Posts tagged: DNC

Jul 15 2009

How a $10 DNC donation became a $520 charge

When my partner Ray got the pitch from Mitch Stewart of Organizing for America on Monday, he had other things to do with his discretionary money, but the first paragraph got him:

Every single day, special interests spend a staggering $1.4 million lobbying Congress to shut down the President’s agenda for health care reform.

Certainly he could afford the $5 the president was asking for. In fact, he gave $10. But the next morning, he found the account he uses for web purchases overdrawn. The DNC had not only authorized $10 twice, they had authorized $500.00 as well. For three days, despite scores of phone calls, the transaction had neither been reversed nor had anyone at the DNC or Blue State Digital acknowledged the error.

Blue State Digital, founded in 2004 by four former Dean staffers, at first denied any involvement or responsibility. But the emails and the donation page point to them, so they finally resorted to the claim that their involvement was none of our business.

The DNC at first claimed donor error, then flatly denied that no more than one transaction took place. The bank produced documents complete with Terminal IDs, sequence numbers and switch timestamps proving the DNC in fact made four transactions, but refuses to remove the hold unless the DNC advises it in writing to do so.

Its the ultimate Catch-22, with all the trappings of the kind of government bureaucracy the right tries to scare up as a bogeyman to keep health care private.  “Do you trust the government,” they ask, “to provide your medical care?”

Late this afternoon, the DNC did apologize, and tried a new story. It was an address mismatch that caused the transactions to fail. That never stopped Blue State during the campaign, and there were lots of donations with the same exact data.

Nor could they explain how an address issue turned $10 into five hundred but they attempted, without success, to reverse the charges; the charges that yesterday didn’t exist.  Because of their previous denial, Ray’s now canceled the card and faxed a flurry of dispute documents back and forth to the bank.  The DNC is still trying to decide whether or not it requested and received an auth code. Their spokespeople don’t seem to know.

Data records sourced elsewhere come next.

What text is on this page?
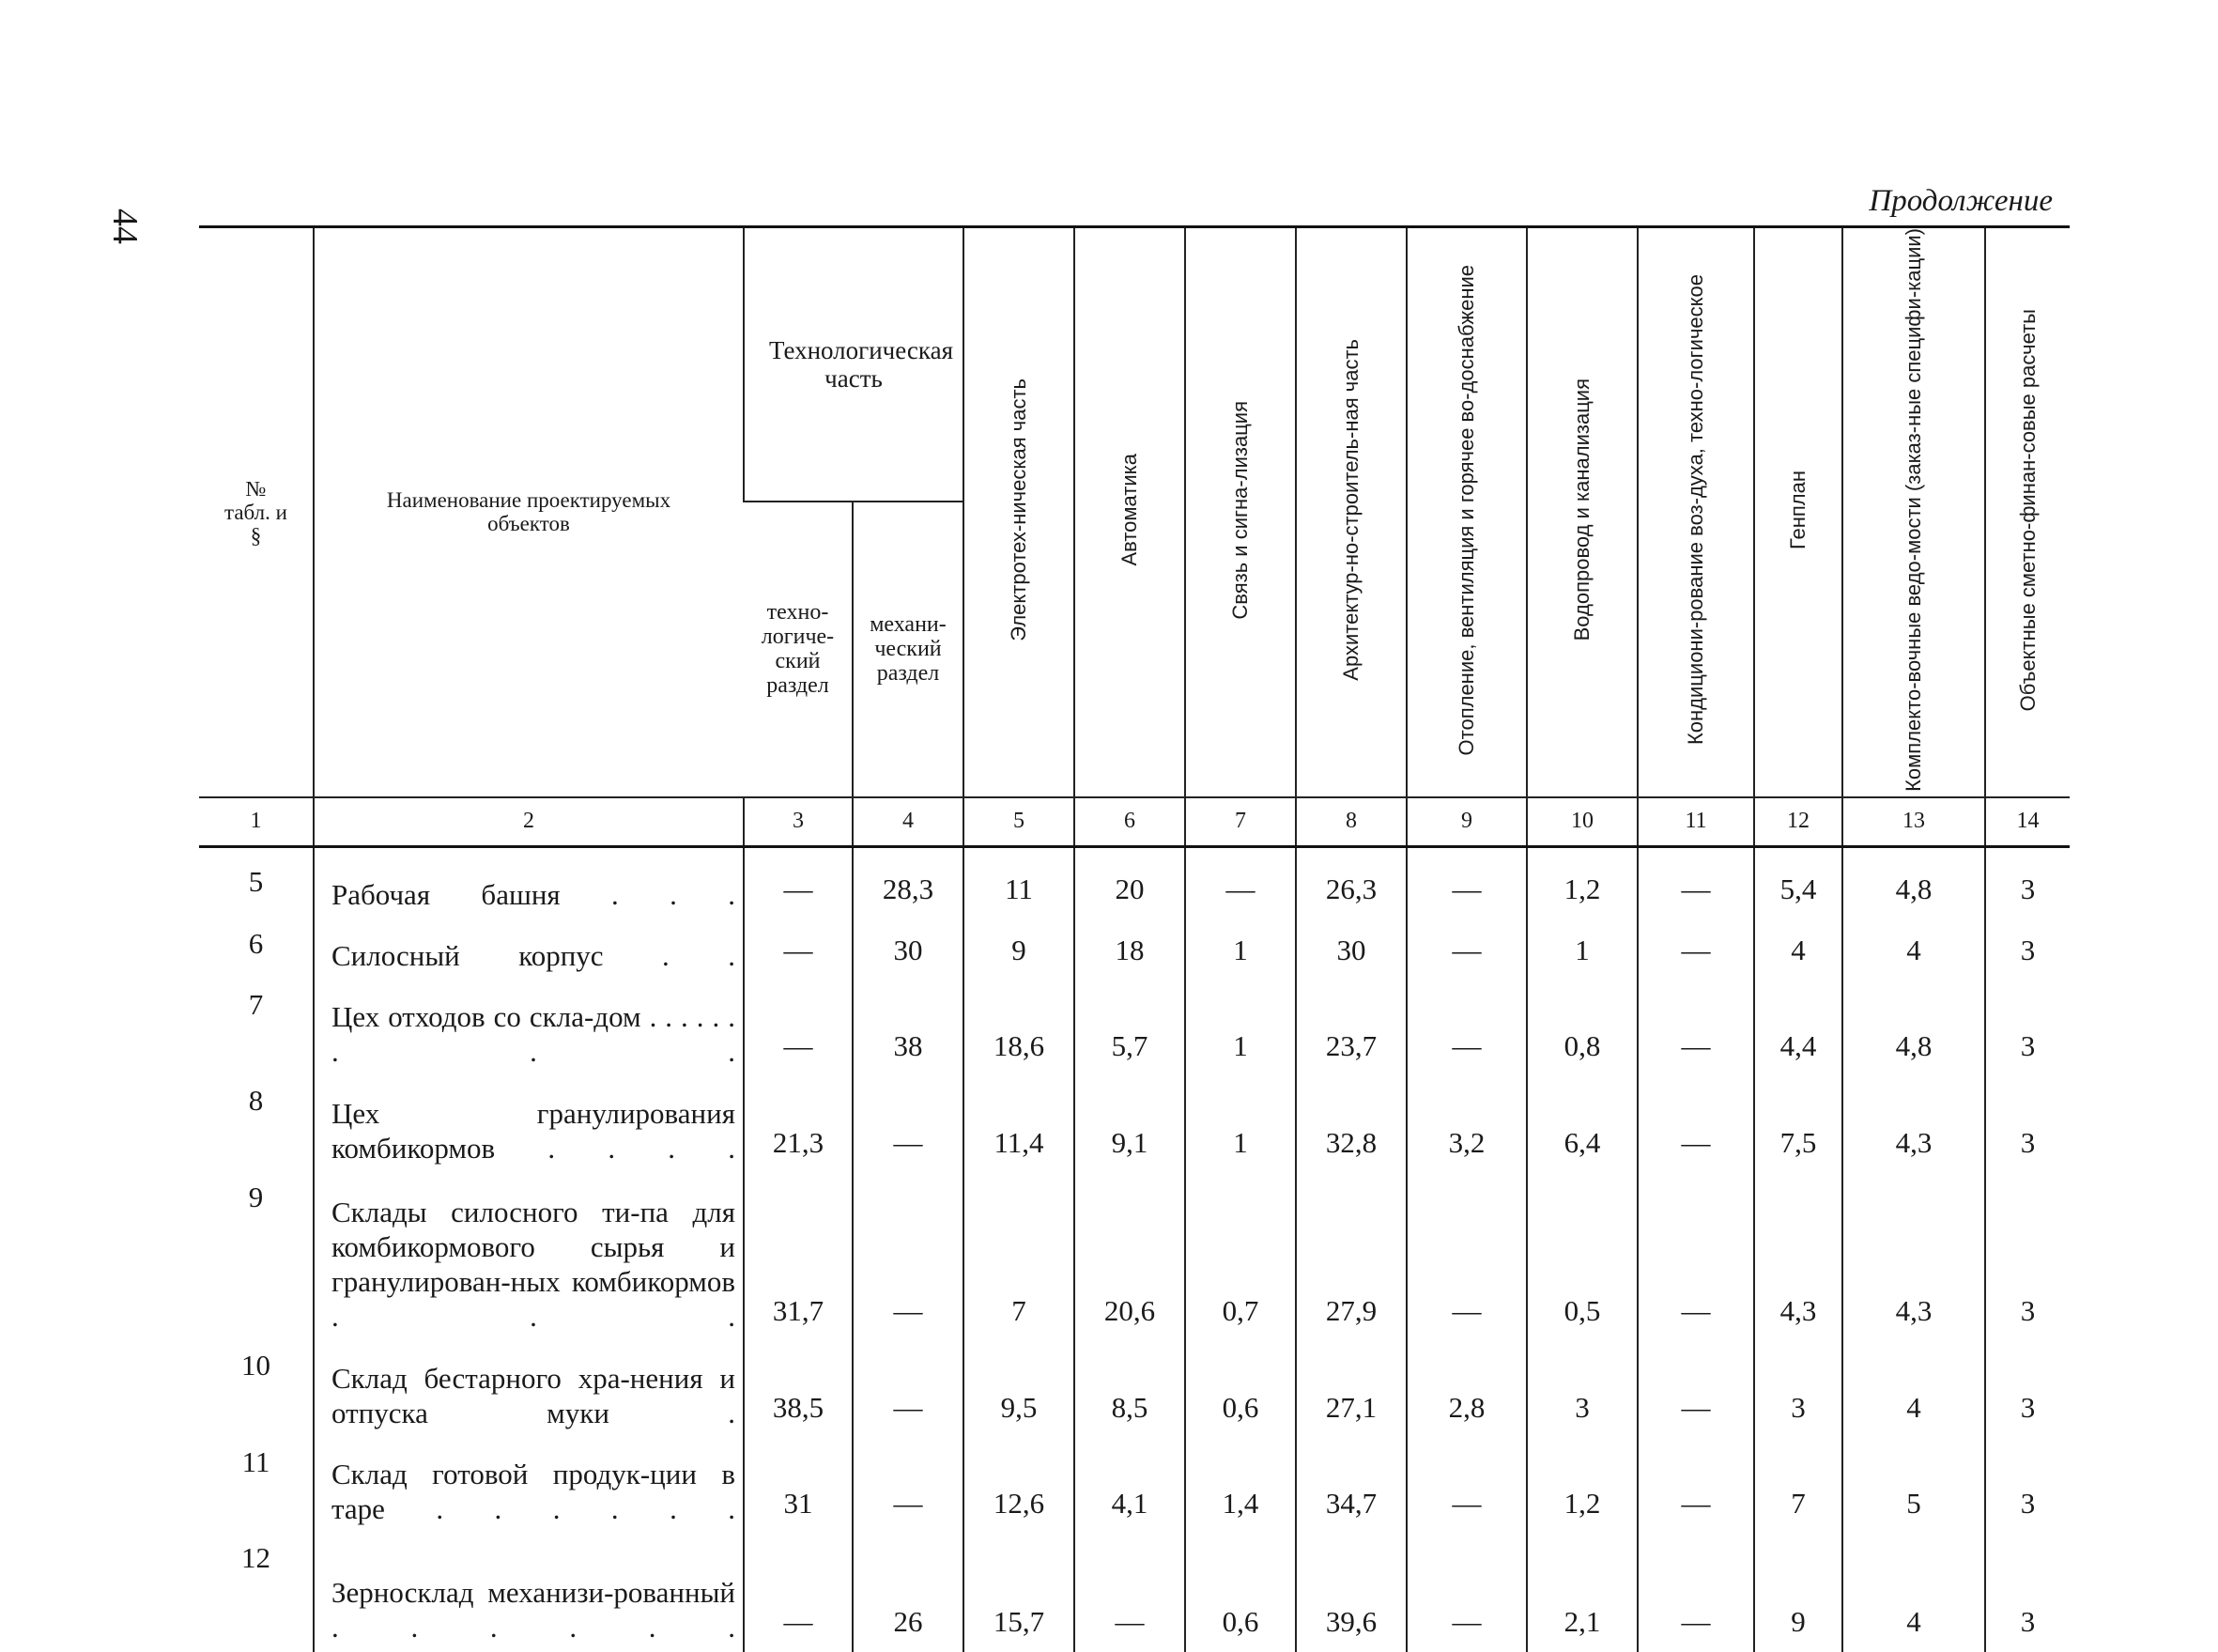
44
Продолжение
№ табл. и §	Наименование проектируемых объектов	Технологическая часть		Электротех-ническая часть	Автоматика	Связь и сигна-лизация	Архитектур-но-строитель-ная часть	Отопление, вентиляция и горячее во-доснабжение	Водопровод и канализация	Кондициони-рование воз-духа, техно-логическое	Генплан	Комплекто-вочные ведо-мости (заказ-ные специфи-кации)	Объектные сметно-финан-совые расчеты
		техно-логиче-ский раздел	механи-ческий раздел										
1	2	3	4	5	6	7	8	9	10	11	12	13	14

5	Рабочая башня . . .	—	28,3	11	20	—	26,3	—	1,2	—	5,4	4,8	3
6	Силосный корпус . .	—	30	9	18	1	30	—	1	—	4	4	3
7	Цех отходов со скла-дом . . . . . . . . .	—	38	18,6	5,7	1	23,7	—	0,8	—	4,4	4,8	3
8	Цех гранулирования комбикормов . . . .	21,3	—	11,4	9,1	1	32,8	3,2	6,4	—	7,5	4,3	3
9	Склады силосного ти-па для комбикормового сырья и гранулирован-ных комбикормов . . .	31,7	—	7	20,6	0,7	27,9	—	0,5	—	4,3	4,3	3
10	Склад бестарного хра-нения и отпуска муки .	38,5	—	9,5	8,5	0,6	27,1	2,8	3	—	3	4	3
11	Склад готовой продук-ции в таре . . . . . .	31	—	12,6	4,1	1,4	34,7	—	1,2	—	7	5	3
12	Зерносклад механизи-рованный . . . . . .	—	26	15,7	—	0,6	39,6	—	2,1	—	9	4	3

Ray thinks the government needs to guarantee every American health care, and there should at least be a public option. He’s spent a lot of time in verbal gunplay on Facebook with our insurance industry friends, but his powder is no longer dry.

In frustration he finally wrote the White House (the BlueState-served webpages hide out behind a link to www.whitehouse.gov). Its not easy to argue that a group of people can tackle something as difficult as multi-billion dollar health care when they can’t figure out why a $500 charge attempt got made for a $10 donation, and claim its none of your damn business when you inquire about it.

Mar 10 2009

Howard Dean wouldn’t have been this brain-dead

The DNC has a supremely dumb idea. They’re going to put up a billboard that “Rush will see in his home town.” And they apparently know that Rush lives in Palm Beach, Florida, because “Erica” in Tim Kaine’s office told me so. I raised the matter with Tim Kaine’s voicemail but have not heard back.

What they don’t know, and apparently never checked before sending out fundraising emails and building an e-commerce web portal to solicit earmarked donations, is that Palm Beach (meaning the Island of Palm Beach, which is where El Rushbo actually lives), would sooner elect Bernie Madoff city treasurer than have a billboard within its city limits.

The DNC’s fallback (according to Erica who refused to give her last name): “We’ll put it in West Palm Beach.” I guess its a plus that the people’s party is so clueless about the uber rich that they don’t know Palm Beach is so finicky about what it allows that there was a major battle over opening a Starbucks on its fancy little island. The signage requirements are so strict that the municipality won’t let a sign hang from an awning.

Raising money to do something that you can’t do—and that your alleged target knows you can’t do because he’s already said so—is just plain stupid and it reflects poorly on Democrats all the way up to the Obama administration. Get a clue, DNC. And by the way, the five suggested slogans for the billboard are all lame. The whole thing smells like a way to raise a lot of money to do something that isn’t very expensive and pocket the rest for general expenditures, and not very well thought out at that.

I want Howard Dean back!!! I’m sure he knows that the difference between Palm Beach and West Palm Beach is, to plagiarize Mark Twain, as significant as the difference between lightning and the lightning bug.